Firle Bonfire Society is first mentioned in 1879 in a diary of the then vicar of Firle, Reverend Crawley, though it was re-formed in 1982 to encourage and promote traditional bonfire festivities in the village. The society forms part of a network of bonfire societies in the Lewes area which serve the purpose both of remembering the Gunpowder Plot and of recalling the fate of the Sussex Martyrs. The village holds its celebrations in October before the main event in Lewes. Traditionally the Firle Bonfire Society Pioneers wear Valencian costumes. It is customary to burn an effigy other than Guy Fawkes; in 2003 an effigy of a Gypsy family in a caravan was burned, sparking a controversy that resulted in members of the bonfire society being arrested.

==Governance==
On a local level, Firle is governed by Firle Parish Council, which meets every two months in the Firle village memorial hall.
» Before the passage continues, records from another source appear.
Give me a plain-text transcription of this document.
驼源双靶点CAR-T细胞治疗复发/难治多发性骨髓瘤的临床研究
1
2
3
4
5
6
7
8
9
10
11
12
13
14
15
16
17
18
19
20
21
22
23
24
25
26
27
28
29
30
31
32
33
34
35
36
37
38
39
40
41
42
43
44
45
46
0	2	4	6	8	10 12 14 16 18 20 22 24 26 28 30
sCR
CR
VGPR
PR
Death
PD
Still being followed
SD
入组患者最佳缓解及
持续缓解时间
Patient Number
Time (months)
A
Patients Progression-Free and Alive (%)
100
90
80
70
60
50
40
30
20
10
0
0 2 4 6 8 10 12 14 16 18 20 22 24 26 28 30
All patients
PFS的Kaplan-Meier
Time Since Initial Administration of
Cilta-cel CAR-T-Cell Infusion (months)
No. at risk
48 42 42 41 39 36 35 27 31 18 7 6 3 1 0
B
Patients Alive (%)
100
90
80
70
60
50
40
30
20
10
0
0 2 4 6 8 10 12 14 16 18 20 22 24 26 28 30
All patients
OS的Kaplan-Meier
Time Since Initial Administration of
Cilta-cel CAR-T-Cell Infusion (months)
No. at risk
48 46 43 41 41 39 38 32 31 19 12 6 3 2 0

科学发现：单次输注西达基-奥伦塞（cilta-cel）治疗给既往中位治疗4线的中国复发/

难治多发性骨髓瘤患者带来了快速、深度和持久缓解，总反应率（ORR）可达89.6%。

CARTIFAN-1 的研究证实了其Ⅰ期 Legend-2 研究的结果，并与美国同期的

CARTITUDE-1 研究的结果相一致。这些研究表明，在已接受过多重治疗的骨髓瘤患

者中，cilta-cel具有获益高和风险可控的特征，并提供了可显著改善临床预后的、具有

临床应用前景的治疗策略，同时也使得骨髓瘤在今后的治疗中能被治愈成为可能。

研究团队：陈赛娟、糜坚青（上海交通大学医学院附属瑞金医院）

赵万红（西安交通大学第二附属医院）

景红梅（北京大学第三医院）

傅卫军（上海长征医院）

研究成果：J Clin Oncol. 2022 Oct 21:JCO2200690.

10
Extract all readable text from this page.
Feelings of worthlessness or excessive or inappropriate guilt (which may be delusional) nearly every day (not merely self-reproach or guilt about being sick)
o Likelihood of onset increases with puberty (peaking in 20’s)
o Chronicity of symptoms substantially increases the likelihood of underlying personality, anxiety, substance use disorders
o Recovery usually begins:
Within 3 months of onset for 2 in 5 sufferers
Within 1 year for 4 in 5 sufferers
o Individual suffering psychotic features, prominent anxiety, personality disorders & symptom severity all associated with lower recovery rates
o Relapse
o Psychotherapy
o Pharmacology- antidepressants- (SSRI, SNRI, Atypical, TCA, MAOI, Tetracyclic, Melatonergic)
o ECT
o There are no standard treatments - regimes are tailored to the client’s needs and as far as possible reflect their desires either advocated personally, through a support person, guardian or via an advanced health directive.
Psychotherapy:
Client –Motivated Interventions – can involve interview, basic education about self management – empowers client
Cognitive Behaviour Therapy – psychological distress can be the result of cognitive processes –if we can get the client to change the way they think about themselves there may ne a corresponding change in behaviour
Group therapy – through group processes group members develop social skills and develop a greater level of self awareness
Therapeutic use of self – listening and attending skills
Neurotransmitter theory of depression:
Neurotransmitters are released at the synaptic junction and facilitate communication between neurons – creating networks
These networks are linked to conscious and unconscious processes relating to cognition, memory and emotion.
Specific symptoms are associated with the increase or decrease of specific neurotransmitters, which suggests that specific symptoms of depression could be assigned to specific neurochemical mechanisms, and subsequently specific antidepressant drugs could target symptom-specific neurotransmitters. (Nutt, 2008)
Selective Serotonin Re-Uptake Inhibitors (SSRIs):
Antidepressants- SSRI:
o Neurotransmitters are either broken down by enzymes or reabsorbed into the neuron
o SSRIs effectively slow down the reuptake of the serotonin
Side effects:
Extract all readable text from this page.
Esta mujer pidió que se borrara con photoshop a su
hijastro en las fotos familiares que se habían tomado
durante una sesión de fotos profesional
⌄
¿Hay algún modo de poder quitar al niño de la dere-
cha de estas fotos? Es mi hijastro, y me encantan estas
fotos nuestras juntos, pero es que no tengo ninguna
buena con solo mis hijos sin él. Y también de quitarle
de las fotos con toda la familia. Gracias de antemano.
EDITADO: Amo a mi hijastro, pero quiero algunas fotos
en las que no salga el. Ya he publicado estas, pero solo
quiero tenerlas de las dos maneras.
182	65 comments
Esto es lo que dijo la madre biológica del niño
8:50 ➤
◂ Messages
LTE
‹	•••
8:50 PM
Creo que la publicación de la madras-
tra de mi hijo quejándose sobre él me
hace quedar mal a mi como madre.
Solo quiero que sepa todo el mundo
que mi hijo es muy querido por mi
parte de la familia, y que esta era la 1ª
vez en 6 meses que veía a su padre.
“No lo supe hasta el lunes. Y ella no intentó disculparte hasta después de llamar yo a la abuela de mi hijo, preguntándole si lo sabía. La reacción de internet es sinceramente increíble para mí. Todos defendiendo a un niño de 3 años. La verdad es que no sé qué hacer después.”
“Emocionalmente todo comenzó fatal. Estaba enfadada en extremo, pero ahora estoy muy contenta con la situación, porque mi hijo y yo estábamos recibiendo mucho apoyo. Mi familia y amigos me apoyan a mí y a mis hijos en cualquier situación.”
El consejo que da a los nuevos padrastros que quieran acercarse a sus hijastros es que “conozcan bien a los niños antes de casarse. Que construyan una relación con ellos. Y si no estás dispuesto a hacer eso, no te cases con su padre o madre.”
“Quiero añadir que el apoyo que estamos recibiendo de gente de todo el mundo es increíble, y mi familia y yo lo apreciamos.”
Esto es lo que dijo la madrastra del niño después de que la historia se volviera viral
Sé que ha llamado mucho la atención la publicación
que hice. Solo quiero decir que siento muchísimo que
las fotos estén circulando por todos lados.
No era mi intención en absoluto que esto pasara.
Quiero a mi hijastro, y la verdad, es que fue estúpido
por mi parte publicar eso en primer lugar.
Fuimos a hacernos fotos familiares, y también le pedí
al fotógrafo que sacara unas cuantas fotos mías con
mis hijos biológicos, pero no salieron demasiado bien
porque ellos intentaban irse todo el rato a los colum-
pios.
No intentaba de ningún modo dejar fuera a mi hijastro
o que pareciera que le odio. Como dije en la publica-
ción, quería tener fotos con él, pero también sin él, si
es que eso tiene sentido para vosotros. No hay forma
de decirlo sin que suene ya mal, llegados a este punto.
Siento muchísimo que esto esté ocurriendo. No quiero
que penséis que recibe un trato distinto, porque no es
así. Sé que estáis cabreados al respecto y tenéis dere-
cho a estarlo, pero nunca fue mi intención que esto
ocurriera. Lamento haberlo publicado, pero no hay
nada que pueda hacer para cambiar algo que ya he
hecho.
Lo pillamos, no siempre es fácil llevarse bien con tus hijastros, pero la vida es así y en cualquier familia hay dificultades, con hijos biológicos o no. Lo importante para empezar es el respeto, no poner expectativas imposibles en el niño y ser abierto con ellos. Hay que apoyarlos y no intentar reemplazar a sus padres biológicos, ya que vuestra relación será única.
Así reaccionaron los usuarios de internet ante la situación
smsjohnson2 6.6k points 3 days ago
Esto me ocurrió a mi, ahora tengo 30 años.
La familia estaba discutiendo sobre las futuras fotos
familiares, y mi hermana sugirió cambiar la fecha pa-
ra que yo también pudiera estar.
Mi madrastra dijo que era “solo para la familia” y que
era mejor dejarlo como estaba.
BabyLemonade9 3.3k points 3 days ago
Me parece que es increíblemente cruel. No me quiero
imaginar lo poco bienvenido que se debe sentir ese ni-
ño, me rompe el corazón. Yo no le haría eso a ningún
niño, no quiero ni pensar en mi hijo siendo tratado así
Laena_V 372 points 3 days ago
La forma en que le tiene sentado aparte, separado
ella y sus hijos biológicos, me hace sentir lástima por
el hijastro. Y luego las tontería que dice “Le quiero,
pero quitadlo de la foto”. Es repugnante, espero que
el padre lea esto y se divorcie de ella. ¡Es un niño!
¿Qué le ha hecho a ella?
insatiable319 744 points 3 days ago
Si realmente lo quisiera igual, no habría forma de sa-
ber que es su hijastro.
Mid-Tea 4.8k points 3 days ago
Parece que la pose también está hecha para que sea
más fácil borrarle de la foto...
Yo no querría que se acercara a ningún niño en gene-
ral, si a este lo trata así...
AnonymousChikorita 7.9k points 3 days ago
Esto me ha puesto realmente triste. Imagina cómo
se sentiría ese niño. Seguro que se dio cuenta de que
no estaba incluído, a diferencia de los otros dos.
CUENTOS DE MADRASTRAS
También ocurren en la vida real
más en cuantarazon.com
Its responsibilities include footpaths, street lighting, playgrounds and minor planning applications. The parish council has five seats available which were uncontested in the May 2007 election. On 8 March 1971 the parish was renamed from "West Firle" to "Firle".

The next level of government is the district council. The parish of Firle lies within the Ouse Valley and Ringmer ward of Lewes District Council which returns three seats to the council.

East Sussex County Council is the next tier of government, for which Firle is within the Ouse Valley East division. The council has responsibility for education, libraries, social services, civil registration, trading standards and transport. Elections for the county council are held every four years.

The UK Parliament constituency for Firle is Lewes. The Liberal Democrat James MacCleary has served as the constituency MP since 2024.

==Landmarks==
Firle Escarpment is a Site of Special Scientific Interest (SSSI) within the parish which extends into the neighbouring parish of Beddingham. The site is an extensive area of chalkland which hosts a wide range of flora. The rarest of these is the early spider orchid Ophrys sphegodes.